I have just bought VTune. The firt thing I have done is to run a "sampling" session to see where the time is spent. I have then run a "call graph session" to see what is calling what and where the inclusive and exclusive time is spent. By they are giving me different timimgs, i.e. sampling gives me an overall run time of the exe of 175 seconds (which compares well with a "stop watch" timing) whereas the call graph gives me a exectution time of 244 seconds :smileysurprised:. What am I doing wrong? All of my settings are the default ones (when the configuration wizard runs)
Call graph inserts additional code in your application. It would not be unusual to see a run time increase such as you quote. So, you pay in overhead for the additional features in VTune, in comparison to other call graph tools. Sampling sessions, on the other hand, with normal or default sampling rates, have little effect on the execution of your program, so can be fairly accurate for performance measurement.

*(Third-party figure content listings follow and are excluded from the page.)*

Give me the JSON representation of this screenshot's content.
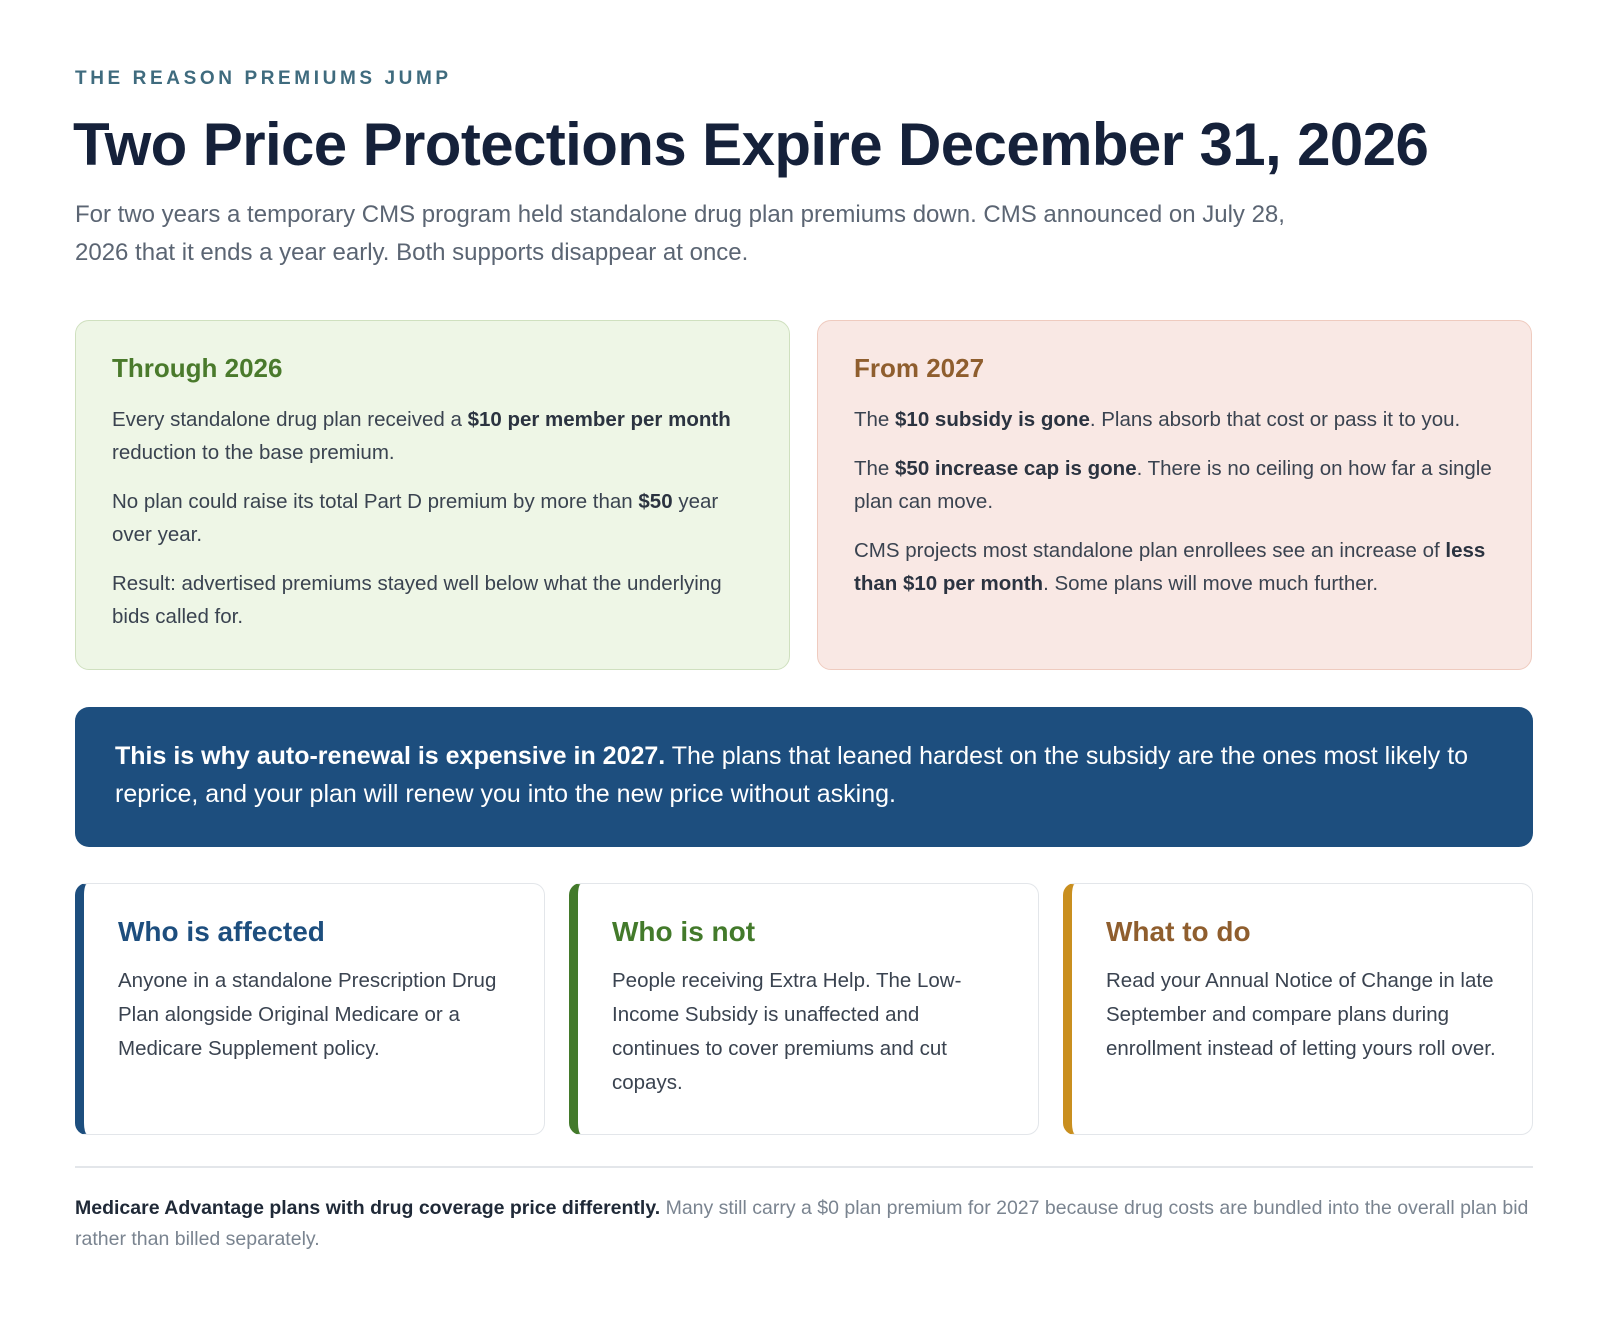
{
  "header": {
    "eyebrow": "THE REASON PREMIUMS JUMP",
    "title": "Two Price Protections Expire December 31, 2026",
    "subtitle": "For two years a temporary CMS program held standalone drug plan premiums down. CMS announced on July 28, 2026 that it ends a year early. Both supports disappear at once."
  },
  "through_2026": {
    "heading": "Through 2026",
    "p1_a": "Every standalone drug plan received a ",
    "p1_b": "$10 per member per month",
    "p1_c": " reduction to the base premium.",
    "p2_a": "No plan could raise its total Part D premium by more than ",
    "p2_b": "$50",
    "p2_c": " year over year.",
    "p3": "Result: advertised premiums stayed well below what the underlying bids called for."
  },
  "from_2027": {
    "heading": "From 2027",
    "p1_a": "The ",
    "p1_b": "$10 subsidy is gone",
    "p1_c": ". Plans absorb that cost or pass it to you.",
    "p2_a": "The ",
    "p2_b": "$50 increase cap is gone",
    "p2_c": ". There is no ceiling on how far a single plan can move.",
    "p3_a": "CMS projects most standalone plan enrollees see an increase of ",
    "p3_b": "less than $10 per month",
    "p3_c": ". Some plans will move much further."
  },
  "banner": {
    "bold": "This is why auto-renewal is expensive in 2027.",
    "text": " The plans that leaned hardest on the subsidy are the ones most likely to reprice, and your plan will renew you into the new price without asking."
  },
  "cards": [
    {
      "heading": "Who is affected",
      "text": "Anyone in a standalone Prescription Drug Plan alongside Original Medicare or a Medicare Supplement policy."
    },
    {
      "heading": "Who is not",
      "text": "People receiving Extra Help. The Low-Income Subsidy is unaffected and continues to cover premiums and cut copays."
    },
    {
      "heading": "What to do",
      "text": "Read your Annual Notice of Change in late September and compare plans during enrollment instead of letting yours roll over."
    }
  ],
  "footnote": {
    "bold": "Medicare Advantage plans with drug coverage price differently.",
    "text": " Many still carry a $0 plan premium for 2027 because drug costs are bundled into the overall plan bid rather than billed separately."
  },
  "colors": {
    "navy": "#1d4e7e",
    "green": "#437a2b",
    "gold": "#c98f1f",
    "brown": "#8f5e2e"
  }
}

Is there any options which I can change to reduce the difference? does the sampling interval has any effect, or in other words, how can I get the execution speed of the call graph close to the execution speed of the sampling
No. Sampling does not keep track of calling relationship and has no way to that. It simply samples the execution context (EIP, process ID, thread ID) and returns. This allows it to have very low overhead.
To reduce the impact of call graph on execution time of your application, you can configure the activity to not instrument DLLs that you don't care about (see instrumentation level to "Minimal"). However, if means you will not see any calls within those DLLs.
The other point of call graph is that you should not try to compare the time in call graph to the time in sampling. Rather, use the timings in call graph to compare relative to other functions. That is, you can see which child functions contributed what percentage of time to the calling function (see the Call List tab under the graph).
One way of using the VTune analyzer is to use sampling to identify a hotspot function and then use call graph to identify what functions called the hotspot function.